A Problem for Senior Developers

Frozen thinking can be an issue for a senior software developer in several ways:

  1. Resistance to new technologies or methodologies. A senior developer with frozen thinking might be reluctant to adopt or explore new technologies, programming languages, or software development methodologies. This can limit their ability to stay current with industry trends and best practices, which can impact their job performance and the overall success of projects.
  2. Inability to adapt to change. Software development projects often involve changes in requirements, design, or implementation. A developer with frozen thinking might have difficulty adapting to these changes, leading to delays, increased costs, and conflicts with team members.
  3. Hindered problem-solving. A senior developer should be skilled in identifying and solving complex problems. Frozen thinking can limit their ability to consider alternative solutions and approaches, which can negatively impact the quality and efficiency of their work.
  4. Reduced collaboration and communication. A developer with frozen thinking might be less likely to listen to or consider the ideas and suggestions of others, leading to poor communication, reduced collaboration, and potential conflicts within the team.
  5. Stifled innovation. Innovation is crucial in software development to create better solutions and stay competitive. A senior developer with frozen thinking might be less likely to innovate or encourage innovation in the team, potentially hindering the team’s ability to create cutting-edge solutions.

Daily Practices

Here are some daily practices that can help mitigate frozen thinking when solving problems:

  1. Continuous learning. Dedicate time to learn new technologies, programming languages, and methodologies. This could involve reading articles, attending webinars, or taking online courses.
  2. Mindfulness and self-reflection. Practice mindfulness techniques, such as meditation, to improve self-awareness and become more conscious of your thought patterns and biases.
  3. Journaling. Keep a journal to track your thoughts and ideas. Reflect on your problem-solving process, and analyze any instances of frozen thinking.
  4. Collaboration. Engage in regular discussions with team members and actively seek feedback on your ideas and solutions.
  5. Challenging assumptions. Periodically review your assumptions and beliefs, and be open to questioning them.

Ask Yourself

In addition to the daily practices, here are some questions a developer can ask when solving problems:

  1. What assumptions am I making about this problem or solution?
  2. Have I considered alternative perspectives or solutions?
  3. Am I being influenced by any biases or emotional attachments?
  4. How would someone with a different background or expertise approach this problem?
  5. Am I open to feedback, and have I sought input from others?
  6. What evidence supports my chosen solution, and have I considered any contradictory evidence?
  7. How might the problem or its requirements change over time, and how adaptable is my solution?
  8. Are there any potential risks or drawbacks to my solution I haven’t considered?
  9. What can I learn from past experiences or mistakes when approaching this problem?
  10. Am I willing to change my approach if new information becomes available?
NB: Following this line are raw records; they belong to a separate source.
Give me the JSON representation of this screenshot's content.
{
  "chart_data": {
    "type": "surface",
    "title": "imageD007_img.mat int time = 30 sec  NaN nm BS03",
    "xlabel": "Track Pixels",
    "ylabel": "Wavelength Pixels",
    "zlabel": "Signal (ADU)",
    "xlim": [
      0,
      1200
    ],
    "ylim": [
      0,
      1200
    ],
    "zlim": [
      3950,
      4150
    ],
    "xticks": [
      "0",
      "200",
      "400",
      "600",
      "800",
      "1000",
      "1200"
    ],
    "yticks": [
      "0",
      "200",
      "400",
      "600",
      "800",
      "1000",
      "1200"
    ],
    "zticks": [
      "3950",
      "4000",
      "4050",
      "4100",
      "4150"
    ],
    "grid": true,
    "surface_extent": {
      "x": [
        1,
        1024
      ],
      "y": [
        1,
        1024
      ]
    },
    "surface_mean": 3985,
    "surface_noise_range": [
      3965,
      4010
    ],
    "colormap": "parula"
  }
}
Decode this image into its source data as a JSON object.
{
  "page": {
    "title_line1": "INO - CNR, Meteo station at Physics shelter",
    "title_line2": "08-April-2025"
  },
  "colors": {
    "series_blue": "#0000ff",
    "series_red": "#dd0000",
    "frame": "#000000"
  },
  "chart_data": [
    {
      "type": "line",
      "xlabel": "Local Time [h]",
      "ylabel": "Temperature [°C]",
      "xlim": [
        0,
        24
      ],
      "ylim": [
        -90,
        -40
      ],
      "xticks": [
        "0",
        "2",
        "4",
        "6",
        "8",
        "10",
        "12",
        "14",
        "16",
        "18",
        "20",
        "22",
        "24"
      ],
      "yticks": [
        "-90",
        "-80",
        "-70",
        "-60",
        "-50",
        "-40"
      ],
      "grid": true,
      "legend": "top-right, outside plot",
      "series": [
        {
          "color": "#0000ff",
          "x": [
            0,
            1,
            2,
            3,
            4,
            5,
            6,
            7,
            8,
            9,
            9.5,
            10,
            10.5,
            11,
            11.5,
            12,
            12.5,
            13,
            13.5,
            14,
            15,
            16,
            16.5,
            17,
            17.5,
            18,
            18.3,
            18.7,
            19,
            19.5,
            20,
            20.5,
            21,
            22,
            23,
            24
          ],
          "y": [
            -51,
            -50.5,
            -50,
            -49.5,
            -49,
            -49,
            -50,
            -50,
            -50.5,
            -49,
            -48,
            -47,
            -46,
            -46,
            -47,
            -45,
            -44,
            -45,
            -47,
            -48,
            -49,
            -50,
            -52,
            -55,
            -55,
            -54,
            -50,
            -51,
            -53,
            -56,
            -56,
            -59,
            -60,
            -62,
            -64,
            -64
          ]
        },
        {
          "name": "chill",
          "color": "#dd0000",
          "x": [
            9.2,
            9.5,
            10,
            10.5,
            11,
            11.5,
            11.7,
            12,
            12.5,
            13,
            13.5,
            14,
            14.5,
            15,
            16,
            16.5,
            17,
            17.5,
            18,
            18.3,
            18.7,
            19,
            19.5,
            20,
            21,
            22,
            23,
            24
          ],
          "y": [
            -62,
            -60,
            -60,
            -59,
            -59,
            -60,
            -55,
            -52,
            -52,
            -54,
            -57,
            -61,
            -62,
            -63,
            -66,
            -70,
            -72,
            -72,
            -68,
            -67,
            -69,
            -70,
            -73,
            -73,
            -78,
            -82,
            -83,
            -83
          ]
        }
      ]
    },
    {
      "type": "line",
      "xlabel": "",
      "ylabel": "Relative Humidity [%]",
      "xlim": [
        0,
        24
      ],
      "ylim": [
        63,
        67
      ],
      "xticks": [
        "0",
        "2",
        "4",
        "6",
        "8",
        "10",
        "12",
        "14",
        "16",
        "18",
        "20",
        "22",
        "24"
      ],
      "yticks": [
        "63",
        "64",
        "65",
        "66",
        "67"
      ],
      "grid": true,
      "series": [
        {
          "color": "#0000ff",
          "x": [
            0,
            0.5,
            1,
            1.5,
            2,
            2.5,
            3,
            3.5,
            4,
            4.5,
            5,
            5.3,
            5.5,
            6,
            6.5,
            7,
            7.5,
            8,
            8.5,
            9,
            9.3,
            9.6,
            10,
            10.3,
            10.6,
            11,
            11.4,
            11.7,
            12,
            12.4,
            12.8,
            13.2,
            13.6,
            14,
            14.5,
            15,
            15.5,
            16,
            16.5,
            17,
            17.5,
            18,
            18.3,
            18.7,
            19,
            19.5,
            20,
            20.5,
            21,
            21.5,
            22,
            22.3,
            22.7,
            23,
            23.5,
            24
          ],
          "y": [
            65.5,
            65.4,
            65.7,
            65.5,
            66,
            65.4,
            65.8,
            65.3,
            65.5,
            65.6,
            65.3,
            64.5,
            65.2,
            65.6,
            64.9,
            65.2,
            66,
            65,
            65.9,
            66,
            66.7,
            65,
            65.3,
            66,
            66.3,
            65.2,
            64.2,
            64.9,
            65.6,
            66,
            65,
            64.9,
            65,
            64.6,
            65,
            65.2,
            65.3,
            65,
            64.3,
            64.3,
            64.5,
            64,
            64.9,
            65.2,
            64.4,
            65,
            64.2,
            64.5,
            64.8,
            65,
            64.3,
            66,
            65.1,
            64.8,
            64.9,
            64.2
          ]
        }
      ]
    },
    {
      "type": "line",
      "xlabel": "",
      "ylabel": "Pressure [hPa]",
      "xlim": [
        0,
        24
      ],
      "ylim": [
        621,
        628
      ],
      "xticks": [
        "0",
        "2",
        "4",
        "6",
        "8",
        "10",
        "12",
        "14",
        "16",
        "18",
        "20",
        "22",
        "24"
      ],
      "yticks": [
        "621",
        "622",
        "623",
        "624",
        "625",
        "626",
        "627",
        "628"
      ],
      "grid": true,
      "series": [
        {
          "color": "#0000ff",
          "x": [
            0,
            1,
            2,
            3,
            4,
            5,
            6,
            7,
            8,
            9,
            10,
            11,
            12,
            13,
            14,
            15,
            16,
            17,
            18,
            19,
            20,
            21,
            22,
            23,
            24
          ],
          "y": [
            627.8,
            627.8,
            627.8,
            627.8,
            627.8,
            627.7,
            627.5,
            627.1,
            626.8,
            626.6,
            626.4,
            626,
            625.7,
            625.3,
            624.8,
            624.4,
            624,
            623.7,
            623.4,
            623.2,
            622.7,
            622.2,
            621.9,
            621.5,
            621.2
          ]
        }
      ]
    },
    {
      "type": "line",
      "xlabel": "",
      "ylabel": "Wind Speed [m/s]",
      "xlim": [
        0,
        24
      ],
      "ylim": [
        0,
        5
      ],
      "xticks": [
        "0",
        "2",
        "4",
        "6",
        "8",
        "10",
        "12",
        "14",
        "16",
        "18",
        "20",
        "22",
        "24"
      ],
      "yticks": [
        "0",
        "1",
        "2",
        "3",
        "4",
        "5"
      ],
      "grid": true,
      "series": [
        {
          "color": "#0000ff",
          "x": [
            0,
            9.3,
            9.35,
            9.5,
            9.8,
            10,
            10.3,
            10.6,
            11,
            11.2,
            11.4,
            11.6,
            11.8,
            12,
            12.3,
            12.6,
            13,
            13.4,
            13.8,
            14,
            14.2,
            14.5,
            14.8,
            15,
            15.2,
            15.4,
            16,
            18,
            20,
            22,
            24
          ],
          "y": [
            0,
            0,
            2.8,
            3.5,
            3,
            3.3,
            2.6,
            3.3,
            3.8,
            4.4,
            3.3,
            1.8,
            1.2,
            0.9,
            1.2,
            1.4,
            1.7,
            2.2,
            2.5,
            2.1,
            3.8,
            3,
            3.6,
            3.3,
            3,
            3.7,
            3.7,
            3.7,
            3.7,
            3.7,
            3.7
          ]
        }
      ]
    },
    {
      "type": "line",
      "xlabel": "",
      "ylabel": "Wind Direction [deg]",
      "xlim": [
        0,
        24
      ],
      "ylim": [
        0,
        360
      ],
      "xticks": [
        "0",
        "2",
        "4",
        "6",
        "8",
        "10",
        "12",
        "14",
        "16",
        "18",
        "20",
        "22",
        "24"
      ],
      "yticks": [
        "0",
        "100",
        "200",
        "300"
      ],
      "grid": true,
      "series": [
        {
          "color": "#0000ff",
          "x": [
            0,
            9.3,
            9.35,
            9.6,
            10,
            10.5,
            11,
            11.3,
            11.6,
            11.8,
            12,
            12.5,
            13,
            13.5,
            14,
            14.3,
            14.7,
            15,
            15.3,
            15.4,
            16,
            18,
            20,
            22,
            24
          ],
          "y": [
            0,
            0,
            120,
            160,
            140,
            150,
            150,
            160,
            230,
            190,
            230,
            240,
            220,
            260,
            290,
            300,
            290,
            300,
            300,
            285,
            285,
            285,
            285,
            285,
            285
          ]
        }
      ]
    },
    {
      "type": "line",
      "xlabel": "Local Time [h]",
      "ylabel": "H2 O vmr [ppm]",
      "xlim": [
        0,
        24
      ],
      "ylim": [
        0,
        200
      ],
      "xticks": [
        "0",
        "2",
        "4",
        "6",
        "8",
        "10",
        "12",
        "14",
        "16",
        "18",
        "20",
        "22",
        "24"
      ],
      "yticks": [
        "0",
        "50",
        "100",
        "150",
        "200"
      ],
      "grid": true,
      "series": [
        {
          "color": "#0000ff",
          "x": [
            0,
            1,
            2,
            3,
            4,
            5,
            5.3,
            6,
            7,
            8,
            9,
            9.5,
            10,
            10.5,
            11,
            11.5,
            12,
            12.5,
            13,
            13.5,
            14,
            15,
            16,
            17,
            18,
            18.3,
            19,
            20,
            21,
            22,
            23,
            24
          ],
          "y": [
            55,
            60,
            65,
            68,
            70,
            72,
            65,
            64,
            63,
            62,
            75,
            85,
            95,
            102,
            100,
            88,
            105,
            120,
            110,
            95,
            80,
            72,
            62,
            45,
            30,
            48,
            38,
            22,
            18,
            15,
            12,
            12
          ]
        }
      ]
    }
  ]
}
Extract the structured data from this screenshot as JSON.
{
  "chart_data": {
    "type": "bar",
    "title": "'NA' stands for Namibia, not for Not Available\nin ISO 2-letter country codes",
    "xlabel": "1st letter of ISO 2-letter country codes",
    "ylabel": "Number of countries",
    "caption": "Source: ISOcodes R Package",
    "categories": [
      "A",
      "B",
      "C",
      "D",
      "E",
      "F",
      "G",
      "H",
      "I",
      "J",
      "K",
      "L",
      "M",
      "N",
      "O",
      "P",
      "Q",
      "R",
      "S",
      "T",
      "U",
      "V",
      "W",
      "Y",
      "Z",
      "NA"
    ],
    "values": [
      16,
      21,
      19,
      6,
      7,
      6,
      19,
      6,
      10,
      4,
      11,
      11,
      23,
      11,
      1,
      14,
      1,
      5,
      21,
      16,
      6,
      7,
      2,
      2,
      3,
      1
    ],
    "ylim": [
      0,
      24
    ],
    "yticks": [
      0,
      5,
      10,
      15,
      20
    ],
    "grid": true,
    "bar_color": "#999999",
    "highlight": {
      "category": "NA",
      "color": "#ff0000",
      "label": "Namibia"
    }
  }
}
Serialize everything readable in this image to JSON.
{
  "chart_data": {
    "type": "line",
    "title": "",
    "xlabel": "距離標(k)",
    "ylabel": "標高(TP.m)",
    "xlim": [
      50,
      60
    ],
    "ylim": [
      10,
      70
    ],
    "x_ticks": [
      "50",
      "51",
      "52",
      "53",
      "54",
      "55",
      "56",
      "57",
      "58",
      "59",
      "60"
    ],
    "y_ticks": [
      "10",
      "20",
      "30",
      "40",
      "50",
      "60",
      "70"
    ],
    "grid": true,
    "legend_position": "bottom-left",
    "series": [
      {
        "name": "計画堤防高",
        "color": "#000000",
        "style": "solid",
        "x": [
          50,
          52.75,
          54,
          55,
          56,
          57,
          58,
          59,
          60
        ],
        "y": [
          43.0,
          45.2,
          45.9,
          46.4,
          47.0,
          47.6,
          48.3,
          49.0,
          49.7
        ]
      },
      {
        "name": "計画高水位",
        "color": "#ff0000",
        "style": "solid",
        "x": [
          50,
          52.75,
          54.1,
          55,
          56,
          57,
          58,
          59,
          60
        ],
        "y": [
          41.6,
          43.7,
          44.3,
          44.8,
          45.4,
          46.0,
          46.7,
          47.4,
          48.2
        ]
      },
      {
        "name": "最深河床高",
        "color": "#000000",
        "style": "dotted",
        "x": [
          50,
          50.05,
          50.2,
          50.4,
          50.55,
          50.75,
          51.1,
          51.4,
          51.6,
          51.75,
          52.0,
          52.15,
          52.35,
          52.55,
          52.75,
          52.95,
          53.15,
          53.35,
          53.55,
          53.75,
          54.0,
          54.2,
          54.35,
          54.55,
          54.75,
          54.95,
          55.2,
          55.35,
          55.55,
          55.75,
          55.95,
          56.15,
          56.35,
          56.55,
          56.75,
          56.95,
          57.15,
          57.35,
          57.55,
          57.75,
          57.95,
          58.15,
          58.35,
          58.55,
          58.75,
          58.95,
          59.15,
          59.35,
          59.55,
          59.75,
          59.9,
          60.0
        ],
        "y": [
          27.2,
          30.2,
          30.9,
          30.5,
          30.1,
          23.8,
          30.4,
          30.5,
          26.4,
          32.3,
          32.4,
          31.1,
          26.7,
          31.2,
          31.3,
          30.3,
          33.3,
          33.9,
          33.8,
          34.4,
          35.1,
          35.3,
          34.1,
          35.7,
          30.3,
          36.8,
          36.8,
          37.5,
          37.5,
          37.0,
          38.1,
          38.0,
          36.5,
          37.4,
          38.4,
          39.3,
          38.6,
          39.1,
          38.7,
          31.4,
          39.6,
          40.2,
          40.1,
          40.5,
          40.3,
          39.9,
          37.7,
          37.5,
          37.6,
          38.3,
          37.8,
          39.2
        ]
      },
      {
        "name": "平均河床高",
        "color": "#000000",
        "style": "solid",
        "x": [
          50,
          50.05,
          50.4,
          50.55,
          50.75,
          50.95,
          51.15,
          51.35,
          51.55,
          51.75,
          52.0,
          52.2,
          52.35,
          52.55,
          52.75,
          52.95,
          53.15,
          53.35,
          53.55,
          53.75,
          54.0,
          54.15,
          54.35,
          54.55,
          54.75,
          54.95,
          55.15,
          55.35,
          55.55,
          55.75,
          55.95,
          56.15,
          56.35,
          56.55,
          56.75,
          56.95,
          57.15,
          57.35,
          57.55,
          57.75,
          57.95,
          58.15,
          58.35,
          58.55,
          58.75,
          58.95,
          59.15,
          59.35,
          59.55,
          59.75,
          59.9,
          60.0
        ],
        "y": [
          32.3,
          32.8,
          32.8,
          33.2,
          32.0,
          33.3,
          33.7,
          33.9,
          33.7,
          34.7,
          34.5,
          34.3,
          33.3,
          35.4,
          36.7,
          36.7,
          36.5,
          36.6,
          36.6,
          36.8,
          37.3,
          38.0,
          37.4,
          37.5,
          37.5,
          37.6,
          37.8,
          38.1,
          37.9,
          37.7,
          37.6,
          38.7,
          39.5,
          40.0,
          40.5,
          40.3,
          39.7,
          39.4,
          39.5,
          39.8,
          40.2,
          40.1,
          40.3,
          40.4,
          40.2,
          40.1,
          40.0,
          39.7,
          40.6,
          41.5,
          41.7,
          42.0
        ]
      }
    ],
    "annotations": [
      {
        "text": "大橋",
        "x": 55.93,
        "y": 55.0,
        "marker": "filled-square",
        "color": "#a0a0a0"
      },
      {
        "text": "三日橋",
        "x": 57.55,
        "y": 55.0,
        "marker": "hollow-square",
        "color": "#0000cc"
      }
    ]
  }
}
Overcoming Frozen Thinking

By incorporating these daily practices and questions into your routine, you can develop a more flexible, open-minded approach to problem-solving in software development. Overcoming frozen thinking leads to better solutions while also fostering a collaborative and innovative environment on your team. As a senior software developer, being aware of and addressing frozen thinking can significantly impact your professional growth and the overall success of your projects.